US majors such as Continental and United Airlines are increasingly looking overseas for growth as low-fare competitors limit their domestic opportunities.
United, for one, is pinning its post-bankruptcy expansion on international flying, while Continental has stressed secondary European cities in its most recent expansion.
By the end of 2005, United plans to devote 41% of its capacity to overseas flying - up from the current 35% - and hopes to derive more of its revenue from flying between the USA and Asia, Europe and Latin America than from domestic flights. United says its international activities now account for 46% of revenue, but by the end of 2005 it hopes overseas markets will provide 55% of sales. The airline plans to double capacity to China, add more services to Japan and begin flights to Vietnam. United will also expand its services to Mexico and the Caribbean, mostly with its low-cost unit Ted.
Airline consultant John Pincavage says: "The majors really are looking for areas where competition is limited. Low-fare international service is not an immediate factor. United's greatest strength is its Pacific network and its Narita routes, and it can support that with its domestic feed."
United has already cut its domestic presence by 14% since 2000, and will again trim domestic capacity, excluding Hawaii, another 14% by the end of 2005. It intends to increase its capacity in Hawaii by 9%. It also plans to trim its mainline fleet to 455 jetliners by March from the 523 it operated in August. Standard & Poor analyst Phil Baggaley says the increasing reliance on regional jets and on increasing international feed through its hubs are positive signs.
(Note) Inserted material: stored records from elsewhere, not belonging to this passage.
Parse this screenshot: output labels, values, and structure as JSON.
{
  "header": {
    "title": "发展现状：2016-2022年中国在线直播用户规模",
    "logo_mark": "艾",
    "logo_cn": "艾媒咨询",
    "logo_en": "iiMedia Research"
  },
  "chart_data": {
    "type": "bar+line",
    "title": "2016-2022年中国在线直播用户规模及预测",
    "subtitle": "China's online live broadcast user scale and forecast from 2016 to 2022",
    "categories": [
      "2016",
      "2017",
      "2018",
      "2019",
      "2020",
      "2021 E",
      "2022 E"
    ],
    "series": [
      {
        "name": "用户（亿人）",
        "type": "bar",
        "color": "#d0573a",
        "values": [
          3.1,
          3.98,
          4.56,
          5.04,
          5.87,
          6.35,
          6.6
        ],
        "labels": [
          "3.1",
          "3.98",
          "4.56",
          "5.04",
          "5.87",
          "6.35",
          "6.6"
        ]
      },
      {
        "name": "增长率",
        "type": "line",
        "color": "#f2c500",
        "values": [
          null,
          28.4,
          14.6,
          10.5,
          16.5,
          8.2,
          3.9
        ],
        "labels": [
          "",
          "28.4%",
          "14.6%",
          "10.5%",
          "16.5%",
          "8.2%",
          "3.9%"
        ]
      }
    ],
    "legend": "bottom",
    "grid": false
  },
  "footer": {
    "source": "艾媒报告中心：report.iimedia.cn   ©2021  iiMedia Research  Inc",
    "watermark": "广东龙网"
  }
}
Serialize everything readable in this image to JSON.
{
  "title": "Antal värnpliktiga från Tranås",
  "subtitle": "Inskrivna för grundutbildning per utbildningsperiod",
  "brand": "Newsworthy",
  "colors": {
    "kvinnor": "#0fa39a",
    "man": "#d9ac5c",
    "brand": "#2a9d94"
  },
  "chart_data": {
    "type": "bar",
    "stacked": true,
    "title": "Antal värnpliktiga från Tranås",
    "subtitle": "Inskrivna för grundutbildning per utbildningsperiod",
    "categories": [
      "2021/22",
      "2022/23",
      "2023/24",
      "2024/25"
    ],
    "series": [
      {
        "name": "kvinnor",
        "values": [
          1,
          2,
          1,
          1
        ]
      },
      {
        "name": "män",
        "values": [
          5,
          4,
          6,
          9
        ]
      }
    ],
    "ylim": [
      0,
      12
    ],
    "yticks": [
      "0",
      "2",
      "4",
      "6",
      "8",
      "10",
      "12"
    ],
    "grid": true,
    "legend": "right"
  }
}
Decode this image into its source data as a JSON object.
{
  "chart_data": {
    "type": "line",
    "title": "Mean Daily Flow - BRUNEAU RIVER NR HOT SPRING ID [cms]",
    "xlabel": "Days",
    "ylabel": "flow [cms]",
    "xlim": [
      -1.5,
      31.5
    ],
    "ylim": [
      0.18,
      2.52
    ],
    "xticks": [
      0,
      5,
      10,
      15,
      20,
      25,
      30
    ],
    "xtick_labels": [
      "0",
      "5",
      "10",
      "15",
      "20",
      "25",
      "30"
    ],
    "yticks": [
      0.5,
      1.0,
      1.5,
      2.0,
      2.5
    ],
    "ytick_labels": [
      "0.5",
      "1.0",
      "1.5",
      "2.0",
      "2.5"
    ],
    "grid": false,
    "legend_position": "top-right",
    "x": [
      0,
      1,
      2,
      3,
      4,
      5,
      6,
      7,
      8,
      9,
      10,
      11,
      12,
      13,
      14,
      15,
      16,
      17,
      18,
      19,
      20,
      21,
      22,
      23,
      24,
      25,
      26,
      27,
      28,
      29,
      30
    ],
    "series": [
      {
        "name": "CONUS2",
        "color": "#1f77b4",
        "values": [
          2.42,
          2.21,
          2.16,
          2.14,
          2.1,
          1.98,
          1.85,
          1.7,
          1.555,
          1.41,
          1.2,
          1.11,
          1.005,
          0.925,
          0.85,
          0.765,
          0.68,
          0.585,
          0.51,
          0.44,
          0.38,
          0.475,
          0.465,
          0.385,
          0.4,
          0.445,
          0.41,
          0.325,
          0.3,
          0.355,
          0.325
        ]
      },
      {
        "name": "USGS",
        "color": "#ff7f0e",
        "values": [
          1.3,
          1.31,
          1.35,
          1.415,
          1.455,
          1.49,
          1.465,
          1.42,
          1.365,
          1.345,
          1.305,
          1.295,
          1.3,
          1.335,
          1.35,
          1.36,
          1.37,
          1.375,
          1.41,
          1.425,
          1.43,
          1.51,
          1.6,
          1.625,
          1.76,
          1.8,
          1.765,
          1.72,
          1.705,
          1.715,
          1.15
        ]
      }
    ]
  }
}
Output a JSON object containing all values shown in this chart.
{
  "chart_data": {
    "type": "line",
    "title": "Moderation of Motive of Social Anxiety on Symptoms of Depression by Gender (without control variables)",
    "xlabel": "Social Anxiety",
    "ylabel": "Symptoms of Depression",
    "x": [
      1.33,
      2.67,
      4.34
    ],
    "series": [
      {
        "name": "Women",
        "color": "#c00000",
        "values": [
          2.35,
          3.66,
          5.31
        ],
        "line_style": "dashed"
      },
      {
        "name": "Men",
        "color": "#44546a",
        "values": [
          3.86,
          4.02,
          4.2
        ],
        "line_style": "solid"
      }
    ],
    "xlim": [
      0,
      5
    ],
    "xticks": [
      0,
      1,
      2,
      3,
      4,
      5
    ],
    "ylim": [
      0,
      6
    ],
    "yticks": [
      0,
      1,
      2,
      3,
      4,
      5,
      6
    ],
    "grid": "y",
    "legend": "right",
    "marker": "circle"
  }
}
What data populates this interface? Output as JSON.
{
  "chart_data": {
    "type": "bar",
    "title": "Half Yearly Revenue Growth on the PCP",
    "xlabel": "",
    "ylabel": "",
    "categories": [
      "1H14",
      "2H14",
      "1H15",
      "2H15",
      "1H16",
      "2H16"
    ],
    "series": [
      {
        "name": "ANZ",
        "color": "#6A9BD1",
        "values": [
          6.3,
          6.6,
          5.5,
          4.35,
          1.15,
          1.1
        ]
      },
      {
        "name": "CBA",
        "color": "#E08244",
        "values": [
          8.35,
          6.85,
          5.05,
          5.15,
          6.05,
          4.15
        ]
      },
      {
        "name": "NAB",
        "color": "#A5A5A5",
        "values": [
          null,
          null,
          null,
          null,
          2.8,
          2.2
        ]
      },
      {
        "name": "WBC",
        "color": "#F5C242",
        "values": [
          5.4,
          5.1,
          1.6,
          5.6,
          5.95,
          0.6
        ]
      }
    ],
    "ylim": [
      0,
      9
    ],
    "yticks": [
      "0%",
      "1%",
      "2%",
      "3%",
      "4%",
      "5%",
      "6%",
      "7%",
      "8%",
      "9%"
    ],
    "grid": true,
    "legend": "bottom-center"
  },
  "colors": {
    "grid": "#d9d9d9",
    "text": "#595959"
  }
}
Continental's new routes cover Belfast, Berlin and Hamburg, all from its Newark Liberty hub with Boeing 757s, starting next spring. Expansion of Newark routes to the UK this summer include a service to Edinburgh and a second daily flight to Birmingham. A service to Bristol is planned for summer 2005. Continental has sought Newark-Moscow rights too. The airline has also won US rights for nonstops between Newark and Nigeria.
Pincavage says: "With the right size aircraft and if they have sufficient feed on the American side of the Atlantic, the routes may well work." It will face little competition, although Delta too plans Berlin flights next spring, from New York JFK. The Berlin service will be the first ever from a US city.
A healthy rise in international traffic has given the carriers the confidence to expand their overseas schedules. Continental's August transatlantic traffic grew by more than 25% year-on-year. In September, United's Pacific traffic increased 9% from the same period last year. Traffic to Europe was up 6.5% over the same period. Other airlines have been enjoying similar increases. American Airlines, for example, saw its traffic over the Atlantic increase 17% during the same period. Its traffic to the Pacific rose 42%.